Короткие, небольшие стихи советского поэта Алексея Суркова.

На вокзале
Алексей Сурков
На площади у вокзального зданья
Армейцы месили слякоть.
В глаза целовала в час расставанья,
Давала слово не плакать.

Шел снег. Поезда проходили мимо.
Гудками сердце кололи.
Зачем ты не плакала?
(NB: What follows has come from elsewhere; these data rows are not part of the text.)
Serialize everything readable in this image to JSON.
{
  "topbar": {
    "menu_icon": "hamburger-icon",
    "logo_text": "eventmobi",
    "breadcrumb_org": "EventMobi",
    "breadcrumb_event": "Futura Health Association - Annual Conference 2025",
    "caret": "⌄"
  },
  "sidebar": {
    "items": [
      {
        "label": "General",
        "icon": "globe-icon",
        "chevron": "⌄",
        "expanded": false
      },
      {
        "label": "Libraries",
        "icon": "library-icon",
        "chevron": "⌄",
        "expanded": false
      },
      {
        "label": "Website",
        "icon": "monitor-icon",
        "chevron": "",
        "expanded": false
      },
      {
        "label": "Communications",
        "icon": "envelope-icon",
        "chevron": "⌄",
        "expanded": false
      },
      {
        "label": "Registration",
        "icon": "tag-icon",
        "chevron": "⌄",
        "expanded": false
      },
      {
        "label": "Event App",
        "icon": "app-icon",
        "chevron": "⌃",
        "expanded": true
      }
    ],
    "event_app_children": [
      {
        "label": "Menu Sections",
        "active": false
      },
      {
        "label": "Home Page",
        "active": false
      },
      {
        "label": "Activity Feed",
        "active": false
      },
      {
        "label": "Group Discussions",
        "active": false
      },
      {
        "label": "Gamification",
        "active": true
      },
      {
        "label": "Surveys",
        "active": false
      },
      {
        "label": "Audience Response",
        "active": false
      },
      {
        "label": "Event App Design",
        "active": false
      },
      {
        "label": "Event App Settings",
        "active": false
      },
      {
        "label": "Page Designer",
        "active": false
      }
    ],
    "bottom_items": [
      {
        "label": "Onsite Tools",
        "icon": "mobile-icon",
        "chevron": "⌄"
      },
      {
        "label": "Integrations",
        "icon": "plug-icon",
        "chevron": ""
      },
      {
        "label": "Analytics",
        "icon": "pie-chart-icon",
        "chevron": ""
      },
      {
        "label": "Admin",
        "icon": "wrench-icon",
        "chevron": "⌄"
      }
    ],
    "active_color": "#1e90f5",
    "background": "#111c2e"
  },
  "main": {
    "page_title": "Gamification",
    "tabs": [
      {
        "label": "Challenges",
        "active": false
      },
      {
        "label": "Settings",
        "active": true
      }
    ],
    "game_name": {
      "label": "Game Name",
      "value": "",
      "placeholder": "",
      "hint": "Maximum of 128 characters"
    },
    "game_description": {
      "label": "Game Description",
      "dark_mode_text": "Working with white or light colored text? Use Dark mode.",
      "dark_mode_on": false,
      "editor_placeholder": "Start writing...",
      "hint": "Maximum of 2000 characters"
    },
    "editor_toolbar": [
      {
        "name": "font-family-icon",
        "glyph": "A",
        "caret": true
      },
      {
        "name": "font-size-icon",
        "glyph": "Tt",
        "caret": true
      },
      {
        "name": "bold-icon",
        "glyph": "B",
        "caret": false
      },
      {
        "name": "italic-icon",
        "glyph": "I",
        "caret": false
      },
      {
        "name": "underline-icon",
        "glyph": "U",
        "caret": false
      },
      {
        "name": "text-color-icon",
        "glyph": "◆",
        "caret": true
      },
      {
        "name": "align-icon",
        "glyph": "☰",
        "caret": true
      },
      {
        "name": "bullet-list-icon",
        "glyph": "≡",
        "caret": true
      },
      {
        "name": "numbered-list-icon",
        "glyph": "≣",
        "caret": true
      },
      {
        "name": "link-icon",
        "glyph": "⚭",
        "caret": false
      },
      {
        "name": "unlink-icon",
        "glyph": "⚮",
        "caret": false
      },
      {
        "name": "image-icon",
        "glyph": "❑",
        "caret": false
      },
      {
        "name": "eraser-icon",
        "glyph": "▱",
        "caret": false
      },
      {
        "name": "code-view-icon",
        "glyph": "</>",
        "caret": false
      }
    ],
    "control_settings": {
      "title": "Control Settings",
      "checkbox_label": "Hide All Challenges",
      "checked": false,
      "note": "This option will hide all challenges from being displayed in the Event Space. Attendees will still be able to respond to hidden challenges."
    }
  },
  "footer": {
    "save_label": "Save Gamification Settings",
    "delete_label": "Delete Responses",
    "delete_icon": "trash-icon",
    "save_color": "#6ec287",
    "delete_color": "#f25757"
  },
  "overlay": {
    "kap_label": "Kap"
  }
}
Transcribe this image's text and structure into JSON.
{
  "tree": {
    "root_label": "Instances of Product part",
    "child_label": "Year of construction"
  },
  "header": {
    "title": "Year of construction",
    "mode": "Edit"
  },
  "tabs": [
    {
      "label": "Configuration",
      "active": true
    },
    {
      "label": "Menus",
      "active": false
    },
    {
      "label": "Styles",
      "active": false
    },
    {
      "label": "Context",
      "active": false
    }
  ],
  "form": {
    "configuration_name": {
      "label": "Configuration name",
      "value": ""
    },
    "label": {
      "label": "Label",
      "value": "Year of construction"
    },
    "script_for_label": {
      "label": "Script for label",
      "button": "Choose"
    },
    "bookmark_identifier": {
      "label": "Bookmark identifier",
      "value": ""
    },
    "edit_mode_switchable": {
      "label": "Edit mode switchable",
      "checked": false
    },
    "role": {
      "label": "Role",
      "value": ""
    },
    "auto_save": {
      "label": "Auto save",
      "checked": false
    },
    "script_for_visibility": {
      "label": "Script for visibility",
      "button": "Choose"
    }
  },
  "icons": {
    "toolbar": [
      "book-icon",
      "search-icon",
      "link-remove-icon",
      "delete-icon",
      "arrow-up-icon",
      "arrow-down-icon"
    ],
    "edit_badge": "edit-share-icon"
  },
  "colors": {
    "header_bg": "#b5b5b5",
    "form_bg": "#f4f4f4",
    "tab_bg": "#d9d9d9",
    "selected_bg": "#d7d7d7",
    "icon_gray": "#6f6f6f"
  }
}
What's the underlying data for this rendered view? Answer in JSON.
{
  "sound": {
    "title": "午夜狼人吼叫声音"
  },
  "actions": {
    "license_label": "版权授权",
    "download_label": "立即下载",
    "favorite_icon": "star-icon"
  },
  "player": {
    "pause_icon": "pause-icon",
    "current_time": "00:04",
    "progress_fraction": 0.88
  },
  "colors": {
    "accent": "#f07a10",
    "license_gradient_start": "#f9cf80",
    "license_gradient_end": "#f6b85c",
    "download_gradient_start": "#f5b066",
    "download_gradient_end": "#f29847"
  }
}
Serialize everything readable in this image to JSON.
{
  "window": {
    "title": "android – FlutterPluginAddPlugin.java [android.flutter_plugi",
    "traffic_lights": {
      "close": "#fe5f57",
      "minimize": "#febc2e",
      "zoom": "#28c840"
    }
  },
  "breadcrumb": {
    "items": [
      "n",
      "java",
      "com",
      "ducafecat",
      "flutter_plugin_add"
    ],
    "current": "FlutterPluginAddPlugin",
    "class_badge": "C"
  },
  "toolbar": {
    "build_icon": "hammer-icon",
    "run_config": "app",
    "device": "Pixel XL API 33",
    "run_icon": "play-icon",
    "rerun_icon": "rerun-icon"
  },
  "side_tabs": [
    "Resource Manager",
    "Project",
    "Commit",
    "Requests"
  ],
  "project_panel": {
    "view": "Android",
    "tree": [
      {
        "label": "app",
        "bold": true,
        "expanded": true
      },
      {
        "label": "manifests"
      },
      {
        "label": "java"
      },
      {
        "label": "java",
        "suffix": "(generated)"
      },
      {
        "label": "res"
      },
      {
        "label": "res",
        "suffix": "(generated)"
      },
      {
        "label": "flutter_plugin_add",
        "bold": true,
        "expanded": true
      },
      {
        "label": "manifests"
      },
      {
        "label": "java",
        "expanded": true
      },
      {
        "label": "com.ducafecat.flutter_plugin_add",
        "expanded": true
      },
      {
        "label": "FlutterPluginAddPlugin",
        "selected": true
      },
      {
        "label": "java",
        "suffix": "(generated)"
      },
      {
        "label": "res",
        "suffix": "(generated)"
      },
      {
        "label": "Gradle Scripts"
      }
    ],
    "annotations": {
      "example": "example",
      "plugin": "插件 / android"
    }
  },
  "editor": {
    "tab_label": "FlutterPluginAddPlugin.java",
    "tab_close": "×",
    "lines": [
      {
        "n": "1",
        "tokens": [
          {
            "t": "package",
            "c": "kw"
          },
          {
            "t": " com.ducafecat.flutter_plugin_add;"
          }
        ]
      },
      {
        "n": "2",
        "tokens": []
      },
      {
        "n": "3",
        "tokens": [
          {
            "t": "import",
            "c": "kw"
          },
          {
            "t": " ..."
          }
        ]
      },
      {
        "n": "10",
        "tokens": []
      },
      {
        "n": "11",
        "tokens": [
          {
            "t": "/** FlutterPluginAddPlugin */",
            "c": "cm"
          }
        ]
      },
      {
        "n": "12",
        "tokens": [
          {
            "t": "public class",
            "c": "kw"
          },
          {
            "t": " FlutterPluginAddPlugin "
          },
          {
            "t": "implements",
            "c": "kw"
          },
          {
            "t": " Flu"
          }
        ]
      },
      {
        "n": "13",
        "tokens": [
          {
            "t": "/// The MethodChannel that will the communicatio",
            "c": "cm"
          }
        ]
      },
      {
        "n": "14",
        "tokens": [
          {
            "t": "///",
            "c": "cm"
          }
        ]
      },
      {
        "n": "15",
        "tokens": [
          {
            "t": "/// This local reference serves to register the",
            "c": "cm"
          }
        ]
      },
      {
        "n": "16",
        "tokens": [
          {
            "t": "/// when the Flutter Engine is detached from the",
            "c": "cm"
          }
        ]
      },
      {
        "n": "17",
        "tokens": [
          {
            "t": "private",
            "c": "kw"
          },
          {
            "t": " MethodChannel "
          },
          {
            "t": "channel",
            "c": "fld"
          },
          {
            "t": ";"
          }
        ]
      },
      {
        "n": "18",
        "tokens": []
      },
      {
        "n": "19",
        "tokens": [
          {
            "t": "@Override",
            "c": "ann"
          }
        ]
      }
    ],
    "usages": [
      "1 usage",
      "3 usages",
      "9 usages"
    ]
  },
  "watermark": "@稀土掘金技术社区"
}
Нестерпимо
Немое горенье боли.

Чуть северным ветром дохнет погода,
И боль оживет, упряма...
Кричу тебе в даль сурового года:
— Расплачься... Расплачься, мама!

В печи пылают весело дрова...
Алексей Сурков
В печи пылают весело дрова,
К полуночи окончена работа.
Из тишины ночной едва-едва
Доносится гуденье самолета.

Еще листок в календаре моем
Лег на душу, как новая нагрузка.
Кто объяснит мне — почему подъем
Бывает легче медленного спуска?

К чему пустые домыслы?
Светла
Луна в своей нарядной звездной раме.
Не надо думать — молодость ушла...
Подумай, что весна не за горами.

1952
Лица в ожогах мороза...
Алексей Сурков
Лица в ожогах мороза, бессонницей долгой измяты.
Радости, скорби, печали замкнуты в тесном кругу.
Снова, железными дятлами, в чаще стучат автоматы,
Снова, сжимая винтовки, лежим на шершавом снегу.

И нарастает волненье до нервного тика, до боли.
Посвисты пуль над окопом. Тусклые вспышки в лесу.
Встали бы в рост на поляне! Вышли в атаку бы, что ли.
Мы бы рванулись навстречу, штык вынося на весу.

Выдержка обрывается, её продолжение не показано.